Using Textractor in AWS Lambda

Textractor uses Pillow for image manipulation which is a compiled dependency (i.e. not pure Python). While we encourage you to build your own lambda layers, we received several requests mentioning that the process tedious, which is why we also offer precompiled layers as zip files that you can directly upload to lambda.

The precompiled layers are rebuilt on release and can be downloaded here https://github.com/aws-samples/amazon-textract-textractor/actions/workflows/lambda_layers.yml.

Step-by-step

We provide a step by step through the AWS Console, but note that proceeding with the AWS CLI would also work. For brevity we assume that you already have an existing lambda. You can find an excellent guide on how to create a lambda function here: https://docs.aws.amazon.com/lambda/latest/dg/getting-started.html. Note that your lambda function will need to have Textract access. Since we are targeting a wide range of use cases we will use the AmazonTextractFullAccess policy. We recommend that you review your lambda function and tailor the permission to your specific use case.

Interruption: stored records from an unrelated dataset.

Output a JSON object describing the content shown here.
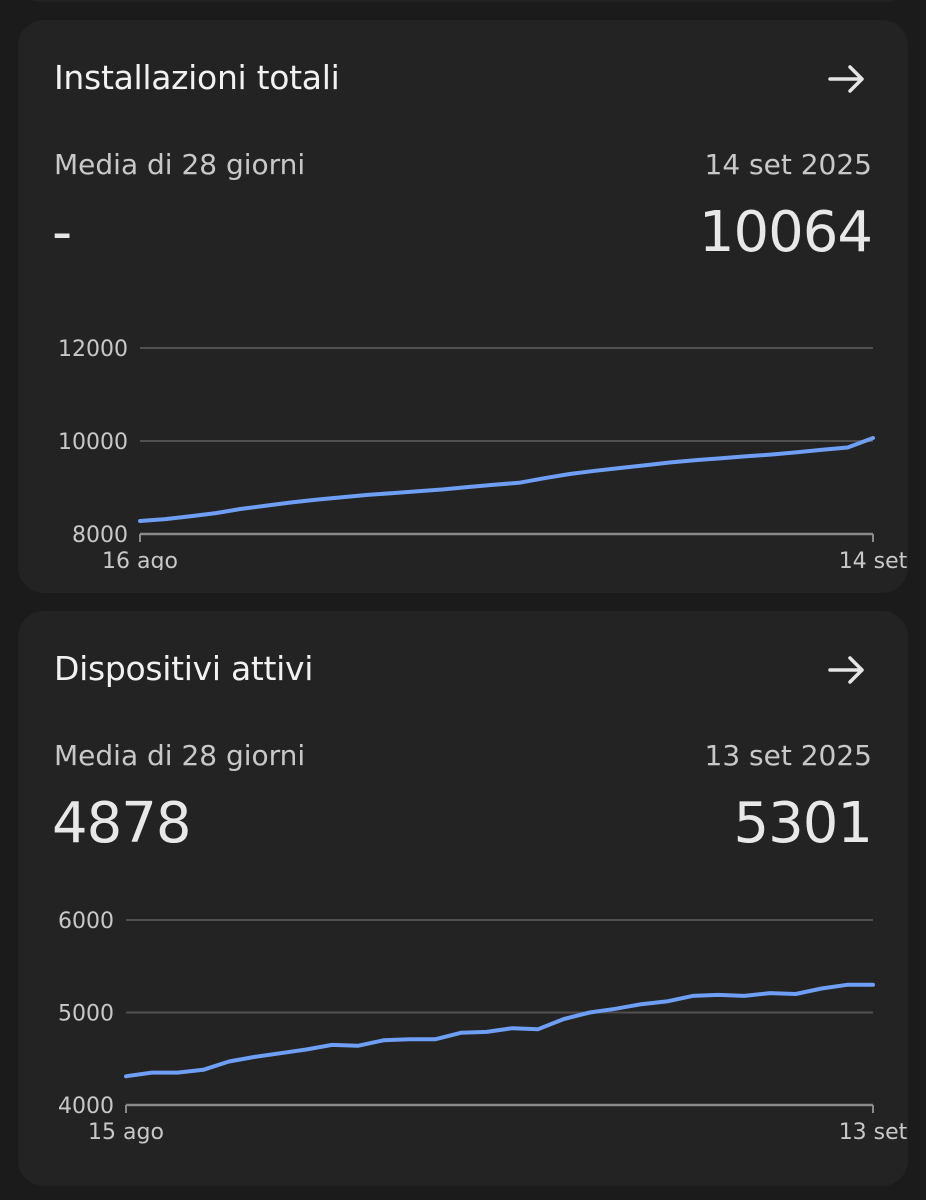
{
  "cards": [
    {
      "title": "Installazioni totali",
      "left_label": "Media di 28 giorni",
      "right_label": "14 set 2025",
      "left_value": "-",
      "right_value": "10064",
      "arrow_icon": "arrow-right-icon"
    },
    {
      "title": "Dispositivi attivi",
      "left_label": "Media di 28 giorni",
      "right_label": "13 set 2025",
      "left_value": "4878",
      "right_value": "5301",
      "arrow_icon": "arrow-right-icon"
    }
  ],
  "colors": {
    "background": "#1b1b1b",
    "card": "#232323",
    "line": "#6f9ef5",
    "grid": "#505050"
  },
  "chart_data": [
    {
      "type": "line",
      "x_tick_labels": [
        "16 ago",
        "14 set"
      ],
      "y_ticks": [
        8000,
        10000,
        12000
      ],
      "ylim": [
        8000,
        12000
      ],
      "grid": true,
      "series": [
        {
          "values": [
            8280,
            8320,
            8380,
            8450,
            8540,
            8610,
            8680,
            8740,
            8790,
            8840,
            8880,
            8920,
            8960,
            9010,
            9060,
            9100,
            9200,
            9290,
            9360,
            9420,
            9480,
            9540,
            9590,
            9630,
            9670,
            9710,
            9760,
            9810,
            9860,
            10064
          ]
        }
      ]
    },
    {
      "type": "line",
      "x_tick_labels": [
        "15 ago",
        "13 set"
      ],
      "y_ticks": [
        4000,
        5000,
        6000
      ],
      "ylim": [
        4000,
        6000
      ],
      "grid": true,
      "series": [
        {
          "values": [
            4310,
            4350,
            4350,
            4380,
            4470,
            4520,
            4560,
            4600,
            4650,
            4640,
            4700,
            4710,
            4710,
            4780,
            4790,
            4830,
            4820,
            4930,
            5000,
            5040,
            5090,
            5120,
            5180,
            5190,
            5180,
            5210,
            5200,
            5260,
            5300,
            5301
          ]
        }
      ]
    }
  ]
}
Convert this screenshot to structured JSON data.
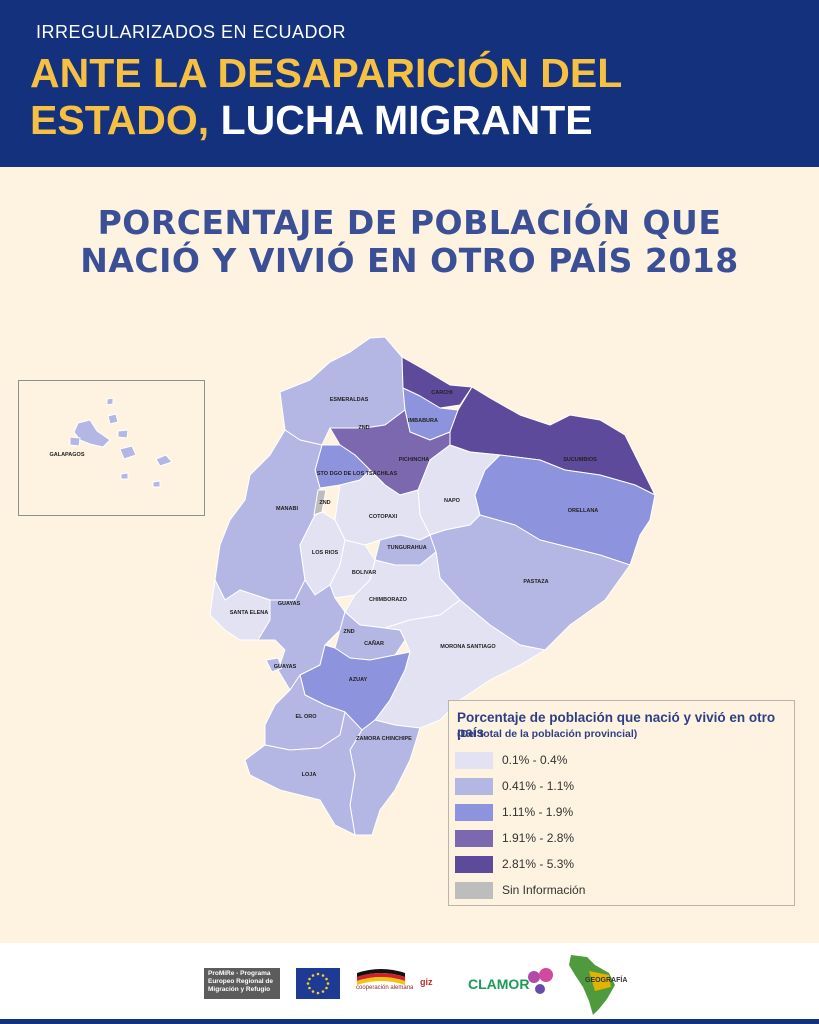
{
  "header": {
    "kicker": "IRREGULARIZADOS EN ECUADOR",
    "headline_yellow_1": "ANTE LA DESAPARICIÓN DEL",
    "headline_yellow_2": "ESTADO,",
    "headline_white": "LUCHA MIGRANTE"
  },
  "map": {
    "title_line1": "PORCENTAJE DE POBLACIÓN QUE",
    "title_line2": "NACIÓ Y VIVIÓ EN OTRO PAÍS 2018",
    "colors": {
      "c1": "#e2e2f3",
      "c2": "#b4b6e3",
      "c3": "#8d93dc",
      "c4": "#7b68ae",
      "c5": "#5e4a9a",
      "nodata": "#bdbdbd",
      "borders": "#ffffff"
    },
    "provinces": [
      {
        "name": "CARCHI",
        "class": "2.81% - 5.3%"
      },
      {
        "name": "ESMERALDAS",
        "class": "0.41% - 1.1%"
      },
      {
        "name": "IMBABURA",
        "class": "1.11% - 1.9%"
      },
      {
        "name": "SUCUMBIOS",
        "class": "2.81% - 5.3%"
      },
      {
        "name": "PICHINCHA",
        "class": "1.91% - 2.8%"
      },
      {
        "name": "STO DGO DE LOS TSÁCHILAS",
        "class": "1.11% - 1.9%"
      },
      {
        "name": "ZND",
        "class": "Sin Información"
      },
      {
        "name": "MANABI",
        "class": "0.41% - 1.1%"
      },
      {
        "name": "NAPO",
        "class": "0.1% - 0.4%"
      },
      {
        "name": "ORELLANA",
        "class": "1.11% - 1.9%"
      },
      {
        "name": "COTOPAXI",
        "class": "0.1% - 0.4%"
      },
      {
        "name": "TUNGURAHUA",
        "class": "0.41% - 1.1%"
      },
      {
        "name": "LOS RIOS",
        "class": "0.1% - 0.4%"
      },
      {
        "name": "BOLIVAR",
        "class": "0.1% - 0.4%"
      },
      {
        "name": "PASTAZA",
        "class": "0.41% - 1.1%"
      },
      {
        "name": "CHIMBORAZO",
        "class": "0.1% - 0.4%"
      },
      {
        "name": "SANTA ELENA",
        "class": "0.1% - 0.4%"
      },
      {
        "name": "GUAYAS",
        "class": "0.41% - 1.1%"
      },
      {
        "name": "CAÑAR",
        "class": "0.41% - 1.1%"
      },
      {
        "name": "MORONA SANTIAGO",
        "class": "0.1% - 0.4%"
      },
      {
        "name": "AZUAY",
        "class": "1.11% - 1.9%"
      },
      {
        "name": "EL ORO",
        "class": "0.41% - 1.1%"
      },
      {
        "name": "ZAMORA CHINCHIPE",
        "class": "0.41% - 1.1%"
      },
      {
        "name": "LOJA",
        "class": "0.41% - 1.1%"
      },
      {
        "name": "GALAPAGOS",
        "class": "0.41% - 1.1%"
      }
    ],
    "labels": {
      "carchi": "CARCHI",
      "esmeraldas": "ESMERALDAS",
      "imbabura": "IMBABURA",
      "sucumbios": "SUCUMBIOS",
      "pichincha": "PICHINCHA",
      "stodgo": "STO DGO DE LOS TSÁCHILAS",
      "znd1": "ZND",
      "znd2": "ZND",
      "znd3": "ZND",
      "manabi": "MANABI",
      "napo": "NAPO",
      "orellana": "ORELLANA",
      "cotopaxi": "COTOPAXI",
      "tungurahua": "TUNGURAHUA",
      "losrios": "LOS RIOS",
      "bolivar": "BOLIVAR",
      "pastaza": "PASTAZA",
      "chimborazo": "CHIMBORAZO",
      "santaelena": "SANTA ELENA",
      "guayas1": "GUAYAS",
      "guayas2": "GUAYAS",
      "canar": "CAÑAR",
      "morona": "MORONA SANTIAGO",
      "azuay": "AZUAY",
      "eloro": "EL ORO",
      "zamora": "ZAMORA CHINCHIPE",
      "loja": "LOJA",
      "galapagos": "GALAPAGOS"
    }
  },
  "legend": {
    "title": "Porcentaje de población que nació y vivió en otro país",
    "subtitle": "(Del total de la población provincial)",
    "items": [
      {
        "label": "0.1% - 0.4%",
        "color": "#e2e2f3"
      },
      {
        "label": "0.41% - 1.1%",
        "color": "#b4b6e3"
      },
      {
        "label": "1.11% - 1.9%",
        "color": "#8d93dc"
      },
      {
        "label": "1.91% -  2.8%",
        "color": "#7b68ae"
      },
      {
        "label": "2.81% - 5.3%",
        "color": "#5e4a9a"
      },
      {
        "label": "Sin Información",
        "color": "#bdbdbd"
      }
    ]
  },
  "footer": {
    "promire": "ProMiRe - Programa Europeo Regional de Migración y Refugio",
    "cooperacion": "cooperación alemana",
    "giz": "giz",
    "clamor": "CLAMOR",
    "geografia": "GEOGRAFÍA"
  }
}
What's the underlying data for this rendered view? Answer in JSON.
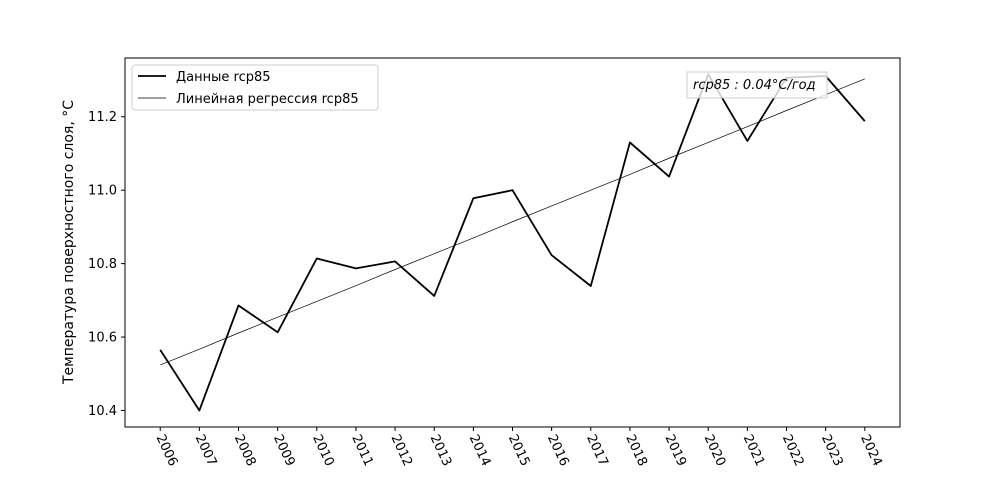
{
  "chart_data": {
    "type": "line",
    "x": [
      2006,
      2007,
      2008,
      2009,
      2010,
      2011,
      2012,
      2013,
      2014,
      2015,
      2016,
      2017,
      2018,
      2019,
      2020,
      2021,
      2022,
      2023,
      2024
    ],
    "x_tick_labels": [
      "2006",
      "2007",
      "2008",
      "2009",
      "2010",
      "2011",
      "2012",
      "2013",
      "2014",
      "2015",
      "2016",
      "2017",
      "2018",
      "2019",
      "2020",
      "2021",
      "2022",
      "2023",
      "2024"
    ],
    "series": [
      {
        "name": "Данные rcp85",
        "values": [
          10.565,
          10.4,
          10.686,
          10.613,
          10.814,
          10.787,
          10.806,
          10.712,
          10.978,
          11.0,
          10.823,
          10.739,
          11.13,
          11.037,
          11.316,
          11.134,
          11.306,
          11.311,
          11.188
        ],
        "color": "#000000",
        "style": "thick"
      },
      {
        "name": "Линейная регрессия rcp85",
        "values": [
          10.524,
          10.567,
          10.611,
          10.654,
          10.697,
          10.74,
          10.784,
          10.827,
          10.87,
          10.914,
          10.957,
          11.0,
          11.043,
          11.087,
          11.13,
          11.173,
          11.217,
          11.26,
          11.303
        ],
        "color": "#000000",
        "style": "thin"
      }
    ],
    "title": "",
    "xlabel": "",
    "ylabel": "Температура поверхностного слоя, °C",
    "y_ticks": [
      10.4,
      10.6,
      10.8,
      11.0,
      11.2
    ],
    "y_tick_labels": [
      "10.4",
      "10.6",
      "10.8",
      "11.0",
      "11.2"
    ],
    "xlim": [
      2005.1,
      2024.9
    ],
    "ylim": [
      10.355,
      11.36
    ],
    "grid": false,
    "legend_position": "upper-left",
    "annotation": "rcp85 : 0.04°C/год"
  }
}
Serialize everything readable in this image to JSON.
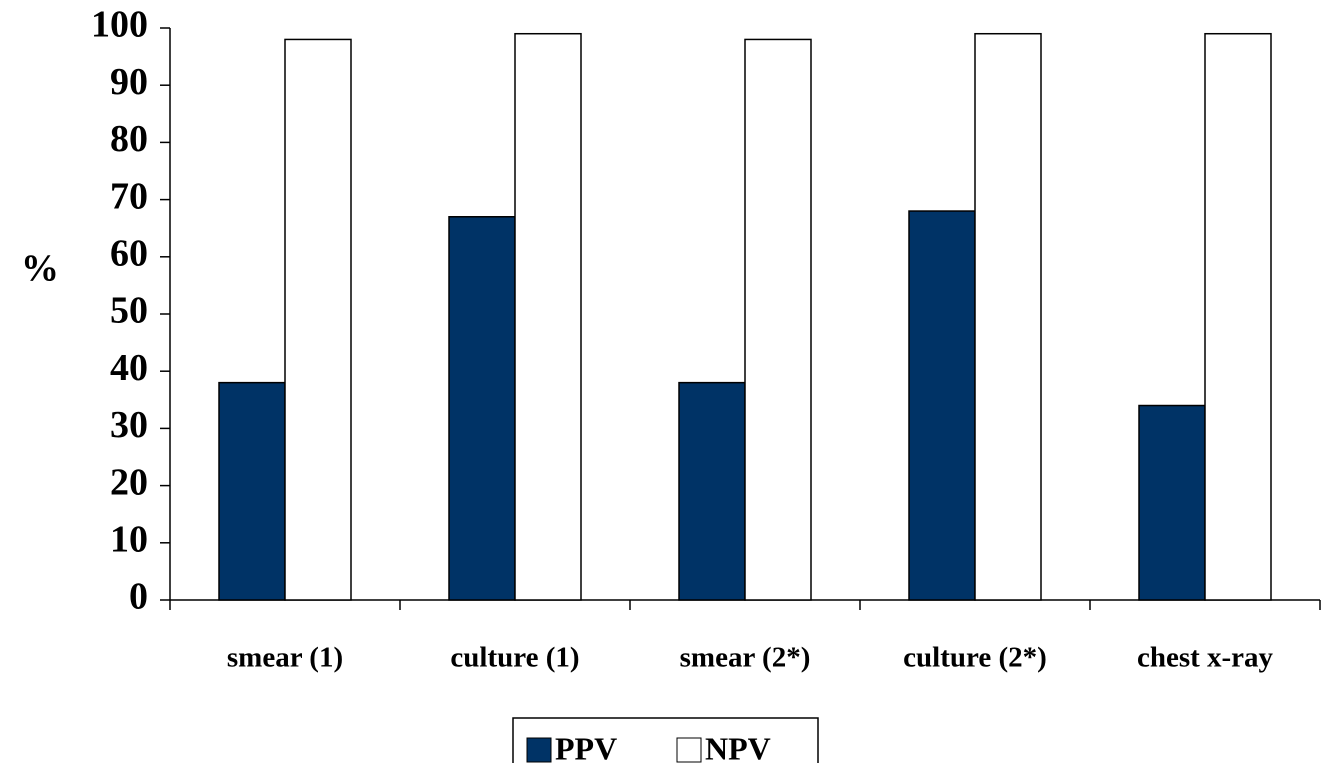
{
  "chart_data": {
    "type": "bar",
    "y_label": "%",
    "categories": [
      "smear (1)",
      "culture (1)",
      "smear (2*)",
      "culture (2*)",
      "chest x-ray"
    ],
    "series": [
      {
        "name": "PPV",
        "color": "#003366",
        "values": [
          38,
          67,
          38,
          68,
          34
        ]
      },
      {
        "name": "NPV",
        "color": "#ffffff",
        "values": [
          98,
          99,
          98,
          99,
          99
        ]
      }
    ],
    "ylim": [
      0,
      100
    ],
    "yticks": [
      0,
      10,
      20,
      30,
      40,
      50,
      60,
      70,
      80,
      90,
      100
    ],
    "grid": false
  }
}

  1. Download the precompiled layers from the GitHub Actions workflow. https://github.com/aws-samples/amazon-textract-textractor/actions/workflows/lambda_layers.yml

    1. Navigate to the page

    2. Click on “Lambda Layers”

    _images/1b.png
    1. Scroll to the bottom of the page and download the package that matches your Python installation. Packages with the -pdfium suffix contain pypdfium2 and allow you to process PDF documents. Packages with the -pdf suffix contain pdf2image and also allow you to process PDF documents, however we recommend using pypdfium2 as it does not require any OS-level dependencies.

    _images/1c.png
  2. In your AWS Console, navigate to “Lambda” and click “Layers” in the sidebar to the left.

    _images/2.png
    1. Click “Create layer”

    _images/2a.png
    1. Fill-in the form and upload the .zip file you downloaded in step 1.

    _images/2b.png
    1. Click “Create”

  3. Navigate to your lambda

    1. Scroll down and click “Add a layer”

    _images/3a.png
    1. Choose “Custom layers” and pick your amazon-textract-textractor layer

    2. Click “Add”

    _images/3c.png
  4. Update your code to use Textractor

    1. If using the pdf2image PDF version you have to update the PATH and LD_LIBRARY_PATH environment variables through the lambda function configuration interface or directly in code with the os module:

    os.environ["LD_LIBRARY_PATH"] = f"/opt/python/bin/:{os.environ['LD_LIBRARY_PATH']}"
    os.environ["PATH"] = f"/opt/python/bin/:{os.environ['PATH']}"